TCBG Seminar

Why is energy extensive? A quantum chemist's view.

Professor So Hirata
Department of Chemistry
University of Illinois Urbana-Champaign
Urbana, IL

Monday, April 4, 2011
11:00 am (CT)
3269 Beckman Institute

Abstract

An observable thermochemical quantity is either extensive or intensive. Extensive quantities include energy, entropy, and mass and are asymptotically proportional to the volume of the system. Intensive quantities such as temperature, pressure, and chemical potential are asymptotically constant with volume. Computational methods that are meant to predict these quantities accurately must, in the very least, ensure that the predicted values satisfy these asymptotic conditions (size consistency).
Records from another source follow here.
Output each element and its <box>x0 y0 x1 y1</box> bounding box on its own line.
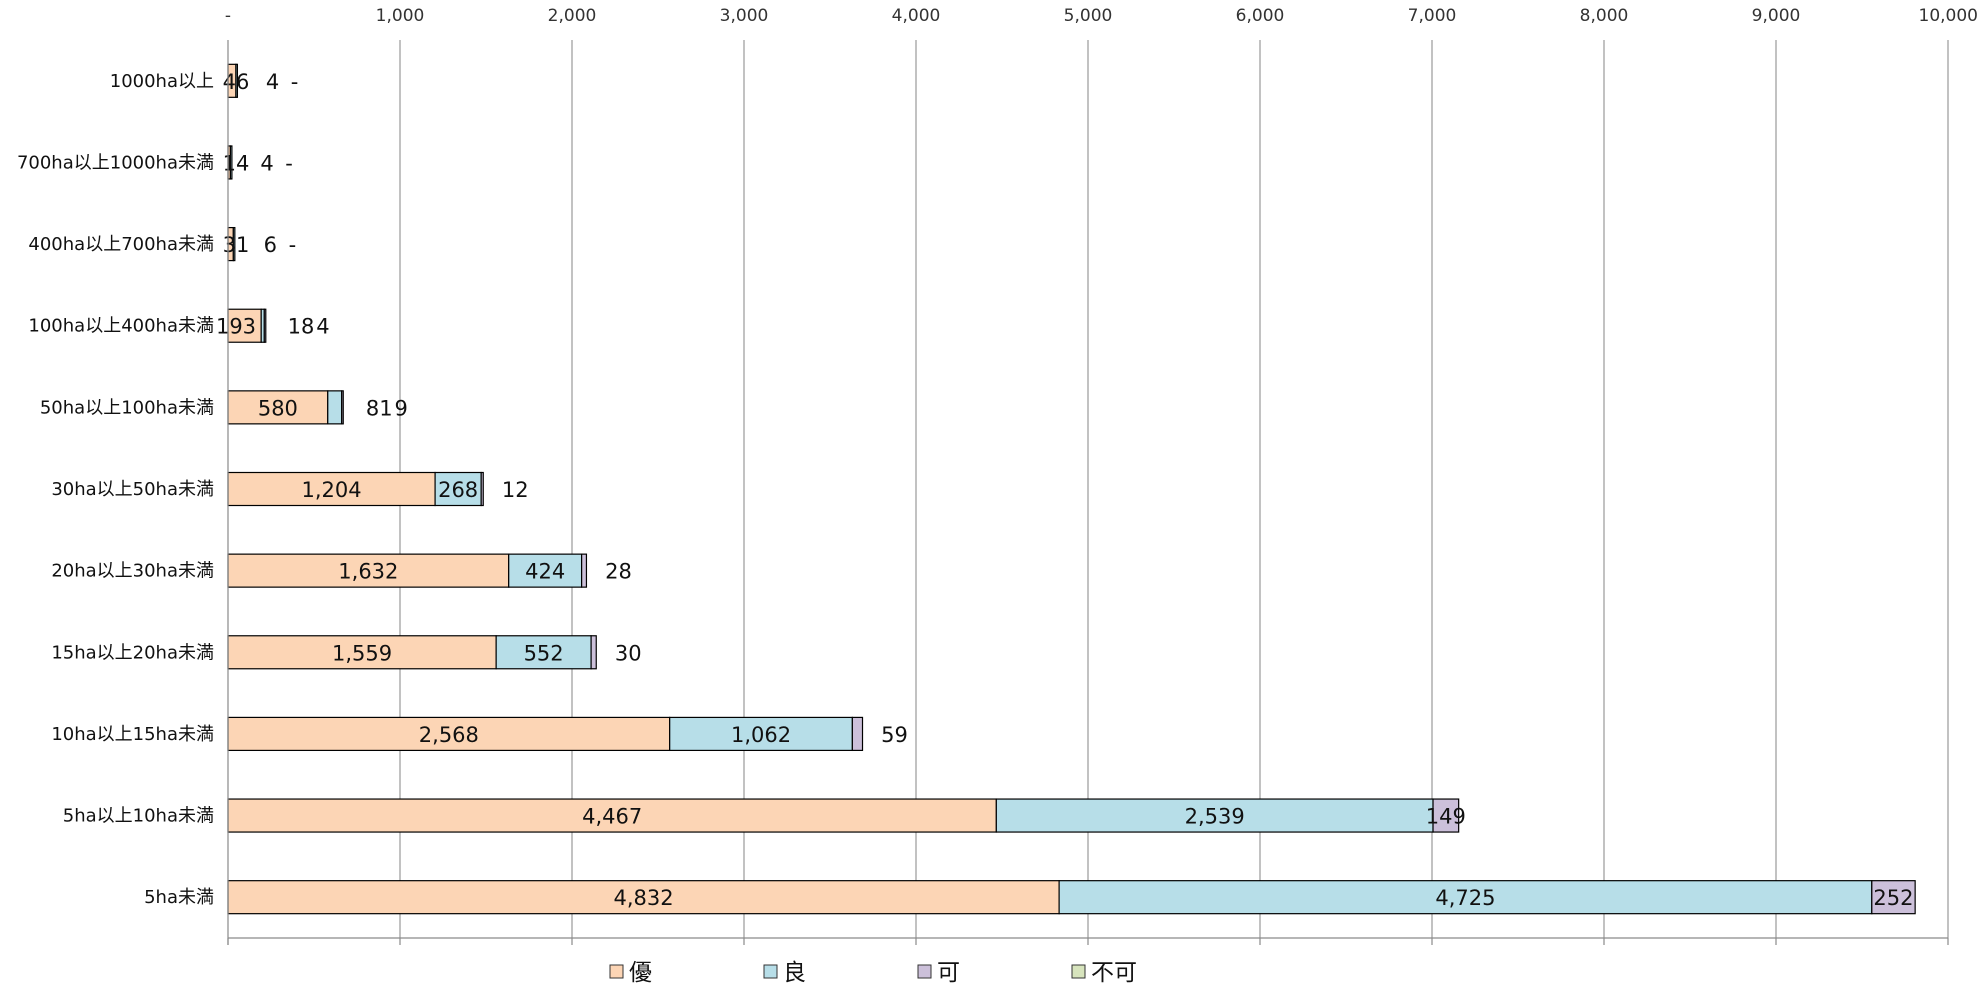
data-label: - <box>285 151 293 175</box>
data-label: 28 <box>605 560 632 584</box>
bar-segment <box>1058 880 1873 915</box>
x-tick-label: 10,000 <box>1919 6 1978 26</box>
legend-swatch <box>1071 964 1086 979</box>
bar-segment <box>480 471 484 507</box>
legend-label: 優 <box>629 960 652 986</box>
data-label: 30 <box>615 641 642 665</box>
category-label: 1000ha以上 <box>110 71 214 92</box>
bar-segment <box>263 308 267 343</box>
x-tick-label: 3,000 <box>720 6 769 26</box>
data-label: 4,832 <box>613 886 673 910</box>
x-tick-label: - <box>225 6 231 26</box>
bar-segment <box>581 553 588 588</box>
category-label: 700ha以上1000ha未満 <box>17 152 214 173</box>
bar-segment <box>232 226 236 262</box>
x-tick-label: 7,000 <box>1408 6 1457 26</box>
bars <box>227 63 1916 915</box>
legend: 優 良 可 不可 <box>609 960 1137 986</box>
data-label: 6 <box>264 233 277 257</box>
category-label: 20ha以上30ha未満 <box>51 561 214 582</box>
x-tick-label: 2,000 <box>548 6 597 26</box>
data-label: 4,467 <box>582 805 642 829</box>
data-label: - <box>291 70 299 94</box>
category-label: 15ha以上20ha未満 <box>51 642 214 663</box>
data-label: 4 <box>266 70 279 94</box>
x-tick-label: 6,000 <box>1236 6 1285 26</box>
category-labels: 1000ha以上 700ha以上1000ha未満 400ha以上700ha未満 100… <box>17 71 214 908</box>
legend-label: 良 <box>783 960 806 986</box>
x-tick-label: 8,000 <box>1580 6 1629 26</box>
bar-segment <box>235 63 239 98</box>
data-label: 31 <box>223 233 250 257</box>
data-label: 580 <box>258 396 298 420</box>
data-label: 2,539 <box>1185 805 1245 829</box>
bar-segment <box>327 390 343 425</box>
bar-segment <box>495 635 592 670</box>
data-label: 1,062 <box>731 723 791 747</box>
data-label: 14 <box>223 151 250 175</box>
data-label: 9 <box>395 396 408 420</box>
bar-segment <box>341 390 344 425</box>
data-label: 268 <box>438 478 478 502</box>
legend-label: 可 <box>937 960 960 986</box>
legend-swatch <box>609 964 624 979</box>
category-label: 10ha以上15ha未満 <box>51 724 214 745</box>
category-label: 30ha以上50ha未満 <box>51 479 214 500</box>
gridlines <box>399 40 1949 938</box>
data-label: 59 <box>881 723 908 747</box>
data-label: 552 <box>524 641 564 665</box>
x-tick-label: 4,000 <box>892 6 941 26</box>
category-label: 50ha以上100ha未満 <box>40 397 214 418</box>
category-label: 5ha以上10ha未満 <box>63 806 214 827</box>
data-label: 81 <box>366 396 393 420</box>
bar-segment <box>995 798 1434 833</box>
data-label: 149 <box>1426 805 1466 829</box>
bar-segment <box>227 390 329 425</box>
data-label: 46 <box>223 70 250 94</box>
bar-segment <box>227 716 671 752</box>
x-tick-label: 1,000 <box>376 6 425 26</box>
data-label: 424 <box>525 560 565 584</box>
bar-segment <box>851 716 864 752</box>
category-label: 100ha以上400ha未満 <box>28 316 214 337</box>
data-label: 12 <box>502 478 529 502</box>
bar-segment <box>1871 880 1916 915</box>
data-label: 4 <box>260 151 273 175</box>
data-label: 1,632 <box>338 560 398 584</box>
bar-segment <box>227 880 1060 915</box>
bar-segment <box>227 635 497 670</box>
data-label: 252 <box>1873 886 1913 910</box>
bar-segment <box>590 635 597 670</box>
legend-swatch <box>763 964 778 979</box>
category-axis <box>227 40 1949 945</box>
data-label: 193 <box>216 315 256 339</box>
data-label: 4 <box>316 315 329 339</box>
category-label: 400ha以上700ha未満 <box>28 234 214 255</box>
data-label: 4,725 <box>1435 886 1495 910</box>
data-label: 1,204 <box>301 478 361 502</box>
x-tick-label: 5,000 <box>1064 6 1113 26</box>
data-label: 18 <box>288 315 315 339</box>
bar-segment <box>434 471 482 507</box>
data-label: - <box>289 233 297 257</box>
bar-segment <box>227 553 510 588</box>
bar-segment <box>229 145 233 180</box>
data-label: 1,559 <box>332 641 392 665</box>
category-label: 5ha未満 <box>144 887 214 908</box>
legend-swatch <box>917 964 932 979</box>
bar-segment <box>1432 798 1460 833</box>
x-axis-tick-labels: - 1,000 2,000 3,000 4,000 5,000 6,000 7,000 8,00… <box>225 6 1978 26</box>
legend-label: 不可 <box>1091 960 1137 986</box>
data-label: 2,568 <box>419 723 479 747</box>
x-tick-label: 9,000 <box>1752 6 1801 26</box>
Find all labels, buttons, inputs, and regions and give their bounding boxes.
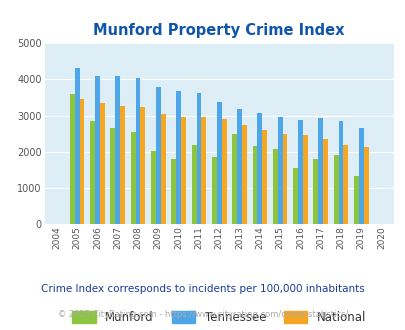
Bar xyxy=(338,121,343,224)
Bar xyxy=(70,94,75,224)
Bar xyxy=(79,99,84,224)
Bar xyxy=(277,117,282,224)
Bar xyxy=(216,102,221,224)
Bar xyxy=(95,76,100,224)
Bar xyxy=(110,128,115,224)
Bar xyxy=(191,145,196,224)
Legend: Munford, Tennessee, National: Munford, Tennessee, National xyxy=(67,307,370,329)
Bar xyxy=(130,132,135,224)
Bar xyxy=(358,128,363,224)
Bar xyxy=(292,168,297,224)
Bar xyxy=(221,119,226,224)
Bar xyxy=(353,177,358,224)
Bar xyxy=(241,125,246,224)
Bar xyxy=(181,117,185,224)
Title: Munford Property Crime Index: Munford Property Crime Index xyxy=(93,22,344,38)
Bar xyxy=(237,109,241,224)
Bar xyxy=(140,107,145,224)
Text: Crime Index corresponds to incidents per 100,000 inhabitants: Crime Index corresponds to incidents per… xyxy=(41,284,364,294)
Bar xyxy=(363,147,368,224)
Bar xyxy=(196,93,201,224)
Bar xyxy=(318,118,322,224)
Bar xyxy=(160,114,165,224)
Bar xyxy=(297,120,302,224)
Bar xyxy=(156,87,160,224)
Bar xyxy=(171,159,176,224)
Bar xyxy=(232,134,237,224)
Bar xyxy=(176,91,181,224)
Text: © 2025 CityRating.com - https://www.cityrating.com/crime-statistics/: © 2025 CityRating.com - https://www.city… xyxy=(58,310,347,319)
Bar xyxy=(322,139,327,224)
Bar xyxy=(151,151,156,224)
Bar xyxy=(333,155,338,224)
Bar xyxy=(211,157,216,224)
Bar xyxy=(282,134,287,224)
Bar xyxy=(115,76,120,224)
Bar xyxy=(302,135,307,224)
Bar xyxy=(313,159,318,224)
Bar xyxy=(262,130,266,224)
Bar xyxy=(252,146,257,224)
Bar xyxy=(272,149,277,224)
Bar xyxy=(75,68,79,224)
Bar xyxy=(257,113,262,224)
Bar xyxy=(135,78,140,224)
Bar xyxy=(100,103,104,224)
Bar xyxy=(90,121,95,224)
Bar xyxy=(201,117,206,224)
Bar xyxy=(343,145,347,224)
Bar xyxy=(120,106,125,224)
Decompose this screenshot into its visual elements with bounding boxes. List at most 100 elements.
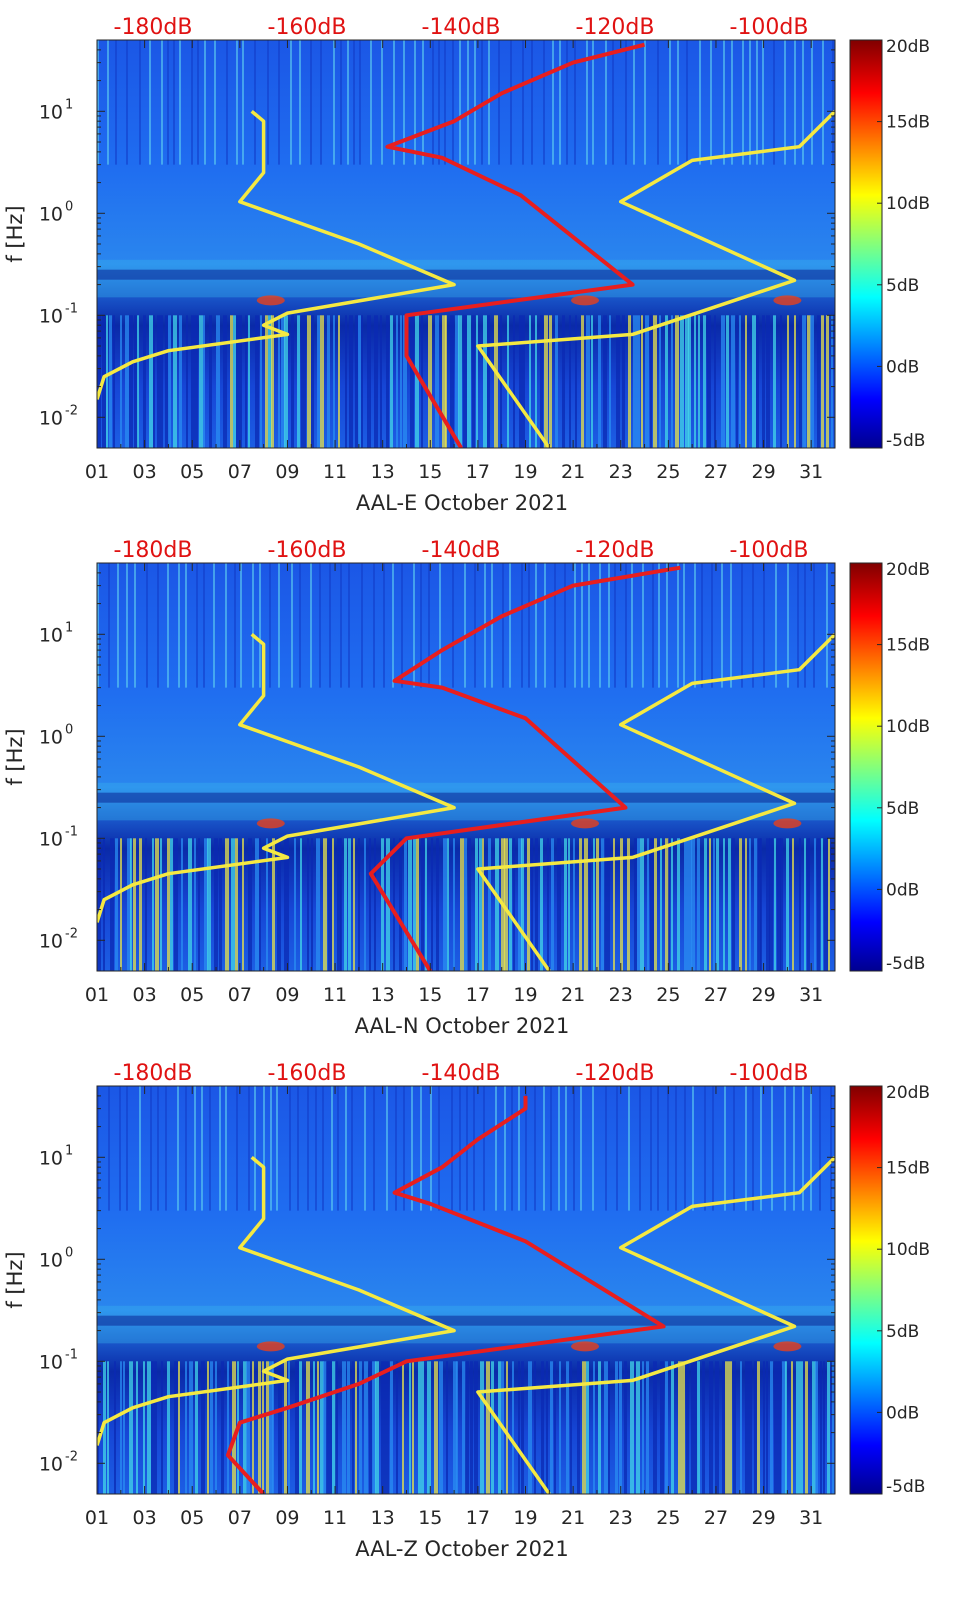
series-noise-model-low [97, 632, 456, 923]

In this talk, I will first address the fundamental physics question as to what makes energy extensive and thus an application of thermodynamics to chemistry valid. I will do so by clarifying the asymptotes of electrostatic, exchange, and correlation interactions in metallic and nonmetallic solids. On this basis, I will introduce extensive and intensive diagram theorems that provide unambiguous and convenient sufficient conditions for computational methods to be size consistent for extensive and intensive quantities, respectively. Time permitting, I will also discuss the results of applications of quantitative and size-consistent electronic and vibrational many-body methods to polymers and molecular crystals.